Hobson’s Choice, the ballet, was first premiered in February 1989 at the Royal Opera House, London. It is not a ballet score that I know well but I do know the story of Hobson’s Choice and thought it was admirably bold of the Hong Kong Arts Festival to bring this staging by the Birmingham Royal Ballet to the city. Typically the better known classical ballets are received well in Asia. While last night’s performance wasn’t sold out, I was delighted to see many local children and teenagers at the theatre.
While I am no technical expert of ballet, this performance remains light hearted throughout with some imaginative choreography, including Morris dancing, waltzes and tap, as well as great comic timing. The first Act opens with an atmospheric set depicting a bootmaker’s shop in the early 1900’s and we soon meet all of the main characters. Henry Hobson staggers onto the stage blind drunk; his two younger daughters are clearly in disdain of him; their suitors arrive to woo them; Hobson’s eldest daughter, Maggie, is unsentimental but wishes to marry, much to her father’s dismissal; and by the end of the first Act, Maggie proposes to Will Mossop, the poor, unassuming but talented bootmaker at Hobson’s shop.
My favourite part of this performance is the second Act, set in a park on a Sunday afternoon. Here we see the Salvation Army with their brass band preaching temperance, via music and dancing, amidst the strolling couples and mothers with children. There are some sumptuous dances in this Act providing much delight and laughter to the audience. Equally delightful is the third Act when Maggie and Will celebrate their wedding with her sisters and their suitors. Will’s awkwardness when it comes to getting ready for bed with his newly wed wife isn’t just amusing for the adults in the audience but the younger members of the audience will have enjoyed it too.
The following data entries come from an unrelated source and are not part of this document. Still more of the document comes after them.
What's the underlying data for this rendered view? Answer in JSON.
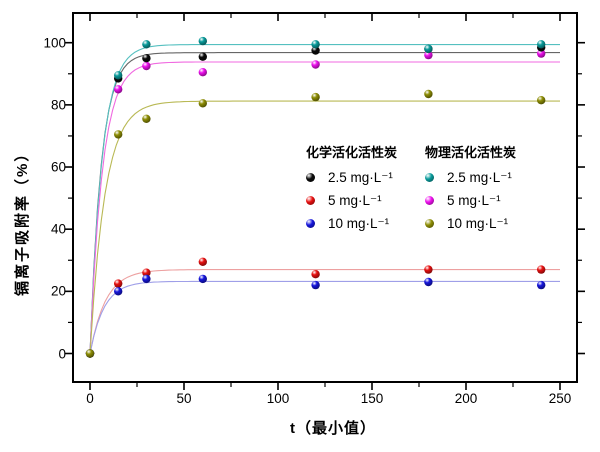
{
  "chart_data": {
    "type": "scatter",
    "title": "",
    "xlabel": "t（最小值）",
    "ylabel": "镉离子吸附率（%）",
    "x_ticks": [
      0,
      50,
      100,
      150,
      200,
      250
    ],
    "x_minor_ticks": [
      25,
      75,
      125,
      175,
      225
    ],
    "y_ticks": [
      0,
      20,
      40,
      60,
      80,
      100
    ],
    "y_minor_ticks": [
      10,
      30,
      50,
      70,
      90
    ],
    "xlim": [
      -10,
      260
    ],
    "ylim": [
      -10,
      110
    ],
    "grid": false,
    "marker_style": "3d-ball",
    "x": [
      0,
      15,
      30,
      60,
      120,
      180,
      240
    ],
    "series": [
      {
        "name": "化学活化活性炭 2.5 mg·L⁻¹",
        "group": "化学活化活性炭",
        "label": "2.5 mg·L⁻¹",
        "color": "#0a0a0a",
        "line_color": "#666666",
        "values": [
          0,
          88.5,
          95,
          95.5,
          97.5,
          98,
          98.5
        ],
        "fit": {
          "model": "exponential-rise",
          "plateau": 96.8,
          "k": 0.165
        }
      },
      {
        "name": "化学活化活性炭 5 mg·L⁻¹",
        "group": "化学活化活性炭",
        "label": "5 mg·L⁻¹",
        "color": "#e81010",
        "line_color": "#eda0a0",
        "values": [
          0,
          22.5,
          26,
          29.5,
          25.5,
          27,
          27
        ],
        "fit": {
          "model": "exponential-rise",
          "plateau": 27.0,
          "k": 0.12
        }
      },
      {
        "name": "化学活化活性炭 10 mg·L⁻¹",
        "group": "化学活化活性炭",
        "label": "10 mg·L⁻¹",
        "color": "#1515dd",
        "line_color": "#9f9fe8",
        "values": [
          0,
          20,
          24,
          24,
          22,
          23,
          22
        ],
        "fit": {
          "model": "exponential-rise",
          "plateau": 23.2,
          "k": 0.135
        }
      },
      {
        "name": "物理活化活性炭 2.5 mg·L⁻¹",
        "group": "物理活化活性炭",
        "label": "2.5 mg·L⁻¹",
        "color": "#089b9b",
        "line_color": "#55c0c0",
        "values": [
          0,
          89.5,
          99.5,
          100.5,
          99.5,
          98,
          99.5
        ],
        "fit": {
          "model": "exponential-rise",
          "plateau": 99.4,
          "k": 0.155
        }
      },
      {
        "name": "物理活化活性炭 5 mg·L⁻¹",
        "group": "物理活化活性炭",
        "label": "5 mg·L⁻¹",
        "color": "#ee10ee",
        "line_color": "#f06ae0",
        "values": [
          0,
          85,
          92.5,
          90.5,
          93,
          96,
          96.5
        ],
        "fit": {
          "model": "exponential-rise",
          "plateau": 93.8,
          "k": 0.15
        }
      },
      {
        "name": "物理活化活性炭 10 mg·L⁻¹",
        "group": "物理活化活性炭",
        "label": "10 mg·L⁻¹",
        "color": "#8e8e05",
        "line_color": "#b9b955",
        "values": [
          0,
          70.5,
          75.5,
          80.5,
          82.5,
          83.5,
          81.5
        ],
        "fit": {
          "model": "exponential-rise",
          "plateau": 81.2,
          "k": 0.125
        }
      }
    ],
    "legend": {
      "position": "center-right-inside",
      "groups": [
        {
          "title": "化学活化活性炭",
          "items": [
            "2.5 mg·L⁻¹",
            "5 mg·L⁻¹",
            "10 mg·L⁻¹"
          ]
        },
        {
          "title": "物理活化活性炭",
          "items": [
            "2.5 mg·L⁻¹",
            "5 mg·L⁻¹",
            "10 mg·L⁻¹"
          ]
        }
      ]
    }
  }
}
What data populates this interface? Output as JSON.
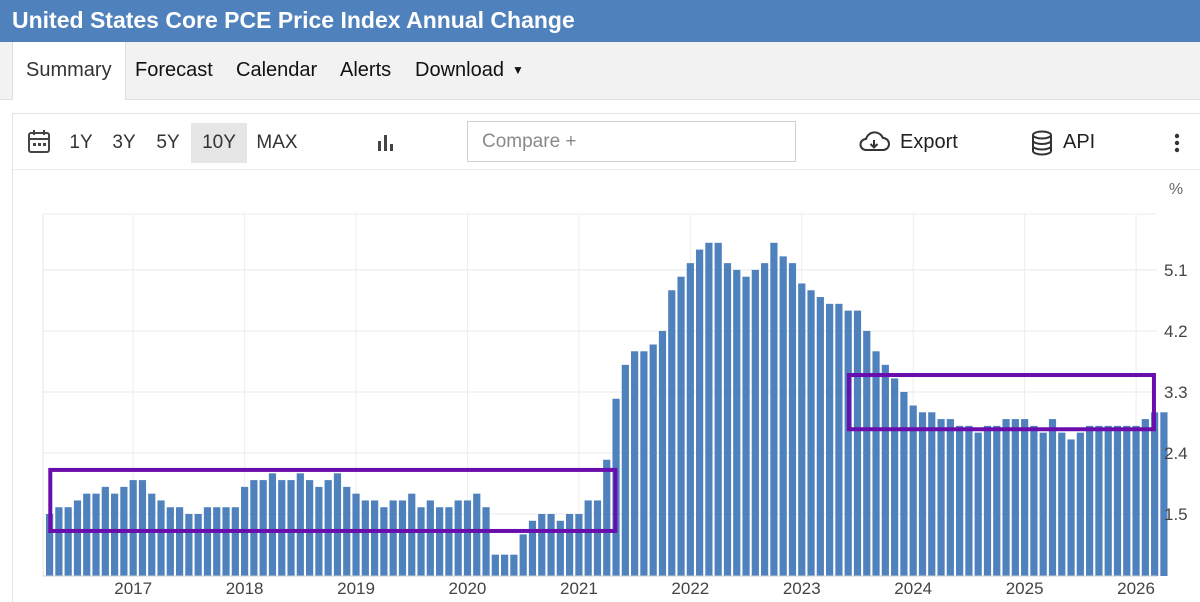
{
  "header": {
    "title": "United States Core PCE Price Index Annual Change"
  },
  "tabs": [
    {
      "label": "Summary"
    },
    {
      "label": "Forecast"
    },
    {
      "label": "Calendar"
    },
    {
      "label": "Alerts"
    },
    {
      "label": "Download"
    }
  ],
  "toolbar": {
    "ranges": [
      "1Y",
      "3Y",
      "5Y",
      "10Y",
      "MAX"
    ],
    "selected_range": "10Y",
    "compare_placeholder": "Compare +",
    "export_label": "Export",
    "api_label": "API"
  },
  "colors": {
    "bar": "#4f81bd",
    "title_bg": "#4f81bd",
    "highlight": "#6a0dad"
  },
  "chart_data": {
    "type": "bar",
    "title": "United States Core PCE Price Index Annual Change",
    "unit_label": "%",
    "xlabel": "",
    "ylabel": "%",
    "ylim": [
      0.5,
      5.7
    ],
    "yticks": [
      1.5,
      2.4,
      3.3,
      4.2,
      5.1
    ],
    "year_labels": [
      "2017",
      "2018",
      "2019",
      "2020",
      "2021",
      "2022",
      "2023",
      "2024",
      "2025",
      "2026"
    ],
    "first_period": "2016-04",
    "values": [
      1.5,
      1.6,
      1.6,
      1.7,
      1.8,
      1.8,
      1.9,
      1.8,
      1.9,
      2.0,
      2.0,
      1.8,
      1.7,
      1.6,
      1.6,
      1.5,
      1.5,
      1.6,
      1.6,
      1.6,
      1.6,
      1.9,
      2.0,
      2.0,
      2.1,
      2.0,
      2.0,
      2.1,
      2.0,
      1.9,
      2.0,
      2.1,
      1.9,
      1.8,
      1.7,
      1.7,
      1.6,
      1.7,
      1.7,
      1.8,
      1.6,
      1.7,
      1.6,
      1.6,
      1.7,
      1.7,
      1.8,
      1.6,
      0.9,
      0.9,
      0.9,
      1.2,
      1.4,
      1.5,
      1.5,
      1.4,
      1.5,
      1.5,
      1.7,
      1.7,
      2.3,
      3.2,
      3.7,
      3.9,
      3.9,
      4.0,
      4.2,
      4.8,
      5.0,
      5.2,
      5.4,
      5.5,
      5.5,
      5.2,
      5.1,
      5.0,
      5.1,
      5.2,
      5.5,
      5.3,
      5.2,
      4.9,
      4.8,
      4.7,
      4.6,
      4.6,
      4.5,
      4.5,
      4.2,
      3.9,
      3.7,
      3.5,
      3.3,
      3.1,
      3.0,
      3.0,
      2.9,
      2.9,
      2.8,
      2.8,
      2.7,
      2.8,
      2.8,
      2.9,
      2.9,
      2.9,
      2.8,
      2.7,
      2.9,
      2.7,
      2.6,
      2.7,
      2.8,
      2.8,
      2.8,
      2.8,
      2.8,
      2.8,
      2.9,
      3.0,
      3.0
    ],
    "annotations": [
      {
        "kind": "highlight-box",
        "from": "2016-05",
        "to": "2021-04",
        "y_range": [
          1.25,
          2.15
        ]
      },
      {
        "kind": "highlight-box",
        "from": "2023-07",
        "to": "2026-02",
        "y_range": [
          2.75,
          3.55
        ]
      }
    ]
  }
}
A big thumbs up to Ambra Vallo and Jamie Bond for their wonderful portrayals of Maggie Hobson and Will Mossop respectively. Ambra’s Maggie is unsentimental and pragmatic but, despite these, she deftly shows us her deep feelings for Will. Jamie Bond is smashing as the hapless Will Mossop who needs a strong woman to force him make his way in the world. His awkwardness and shyness – especially in contrast to the other sisters’ more sophisticated suitors – make us both laugh at him while wanting to protect him at the same time. We also get to see the famous Marion Tait as the rich customer who lends money to Maggie and Will to help them to set up their own business.
My one criticism of this performance is the portrayal of delirium tremens where some of the characters come onto the stage wearing rat masks. It isn’t obvious enough for the audience to understand why these characters are in rat masks and this scene verges on the theatre of the absurd.
Finally, a friendly piece of advice to Hong Kong Cultural Centre which was the venue for this ballet. It is no point having signs all over the venue saying that latecomers will not be admitted and then to continue to let latecomers in throughout the first Act. I found this immensely distracting just as I wanted to settle into the ballet. Additionally, there was an intermission after the first Act (which, incidentally, only lasted for about 30 mins or so) and I could not understand why these latecomers weren’t firmly told to wait till the start of the second Act.
Hobson’s Choice by Birmingham Royal Ballet was performed at the Hong Kong Arts Festival from 18 to 20 February.